Mike is disgusted by this, but still doesn't believe his friend murdered Linda. After disarming Johnny (who bought had bought a revolver with money Mike had given him to get by on while in hiding) he convinces him to come forward and clear his name. As they arrive home, Estelle is waiting for them with an older, possessive man named Alex Tremholt, who has been renting a room at the Mitchells' since the twins were young.

While they are there, Mike hears a woman whistle for a taxi, and realizes it must be the same one Johnny heard the night of the murder. Mike gives Tremholt the revolver and leaves to check on the whistler. When Tremholt insists on calling the police to arrest Johnny, he manages to escape once more. Detective Heller arrives and suspects Tremholt of having a long-standing, unrequited love for Estelle and of killing the innocent Linda, whom he mistook for Estelle, the object of his desire. With the truth being revealed, Mike hurries off to tell Johnny he is in the clear and cuts him down after nearly hanging himself.
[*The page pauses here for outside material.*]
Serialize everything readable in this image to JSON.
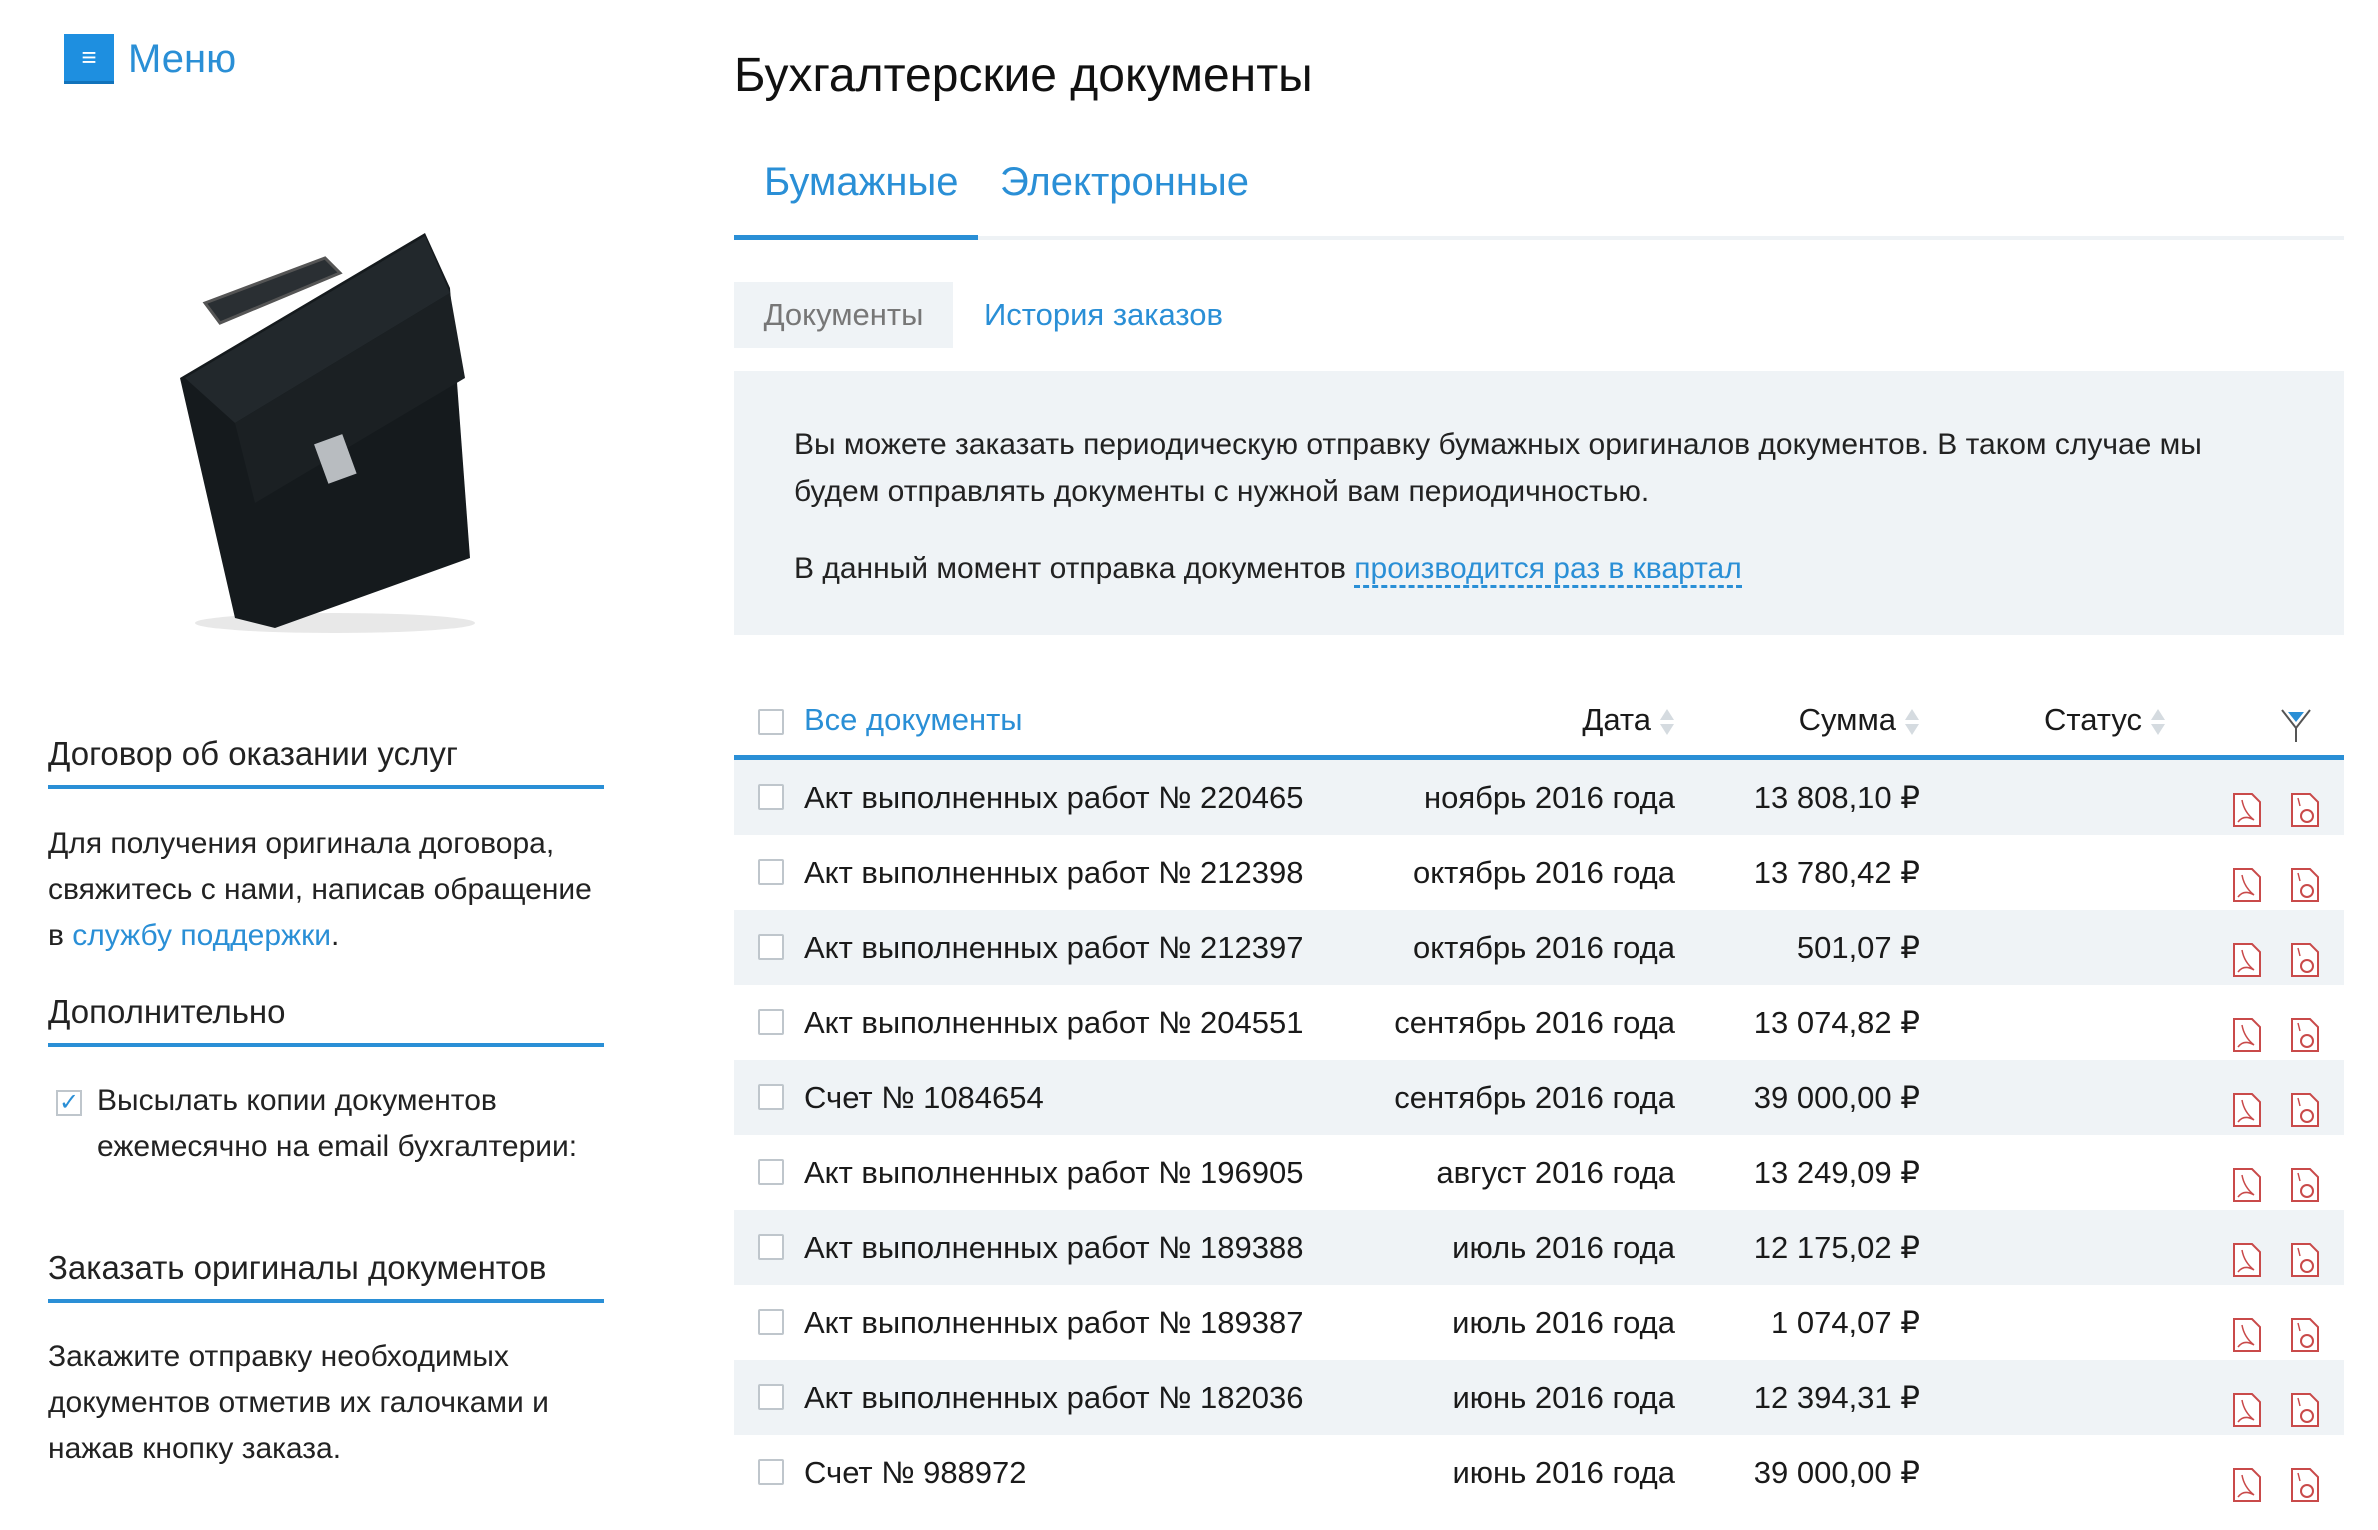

Back in the present, Estelle shows up at McGinnis' and Mike drags her to his old apartment and insinuates that she committed the murder. When he enters the flat, however, Heller is waiting to arrest him. The detective reveals that Jake, the apartment janitor, recently found Linda's necklace in the incinerator chute with Mike's fingerprints all over it. It turns out that Mike killed Linda, believing she was Estelle. After telling Mike that he only held Tremholt to fool Mike he was in the clear, Heller accompanies him down the stairs and past Estelle into the night.

==Cast==
- Bonita Granville as Estelle Mitchell/Linda Mitchell
- Don Castle as Mike Carr
- Regis Toomey as Detective Heller
- John Litel as Alex Tremholt
- Wally Cassell as Johnny Dixon
- Thomas E. Jackson as Tim McGinnis
- Netta Packer as Mrs. Mitchell

==Production==
Jack Wrather was on vacation in Los Angeles where he met his old roommate, Castle, who was struggling in Hollywood after World War II. They wired author Woolrich asking how much the film rights were for his short story, "He Looked Like Murder". Following Woolrich's response, Wrather set up Jack Wrather Productions. Filming was completed in eight days.

==Reception==
===Box office===
The film was successful, generating a more than 200% return to Wrather.

===Critical response===
In a 2004 review film critic Dennis Schwartz gave the film a somewhat positive review, writing, "John Reinhardt economically directs a crisp crime thriller from the screenplay by Robert R. Presnell Sr. that is based on the short story "He Looked Like Murder" by Cornell Woolrich. Though the surprise ending is hardly convincing or for that matter original (Robert Siodmak's The Dark Mirror covered the same territory of identical twins in a superior fashion), and the acting was rather stiff, nevertheless this cheapie Monogram flick always kept me interested in the twisty plot and was quite engaging as it adequately covered the film noir conventions of following the dark sides of the main characters."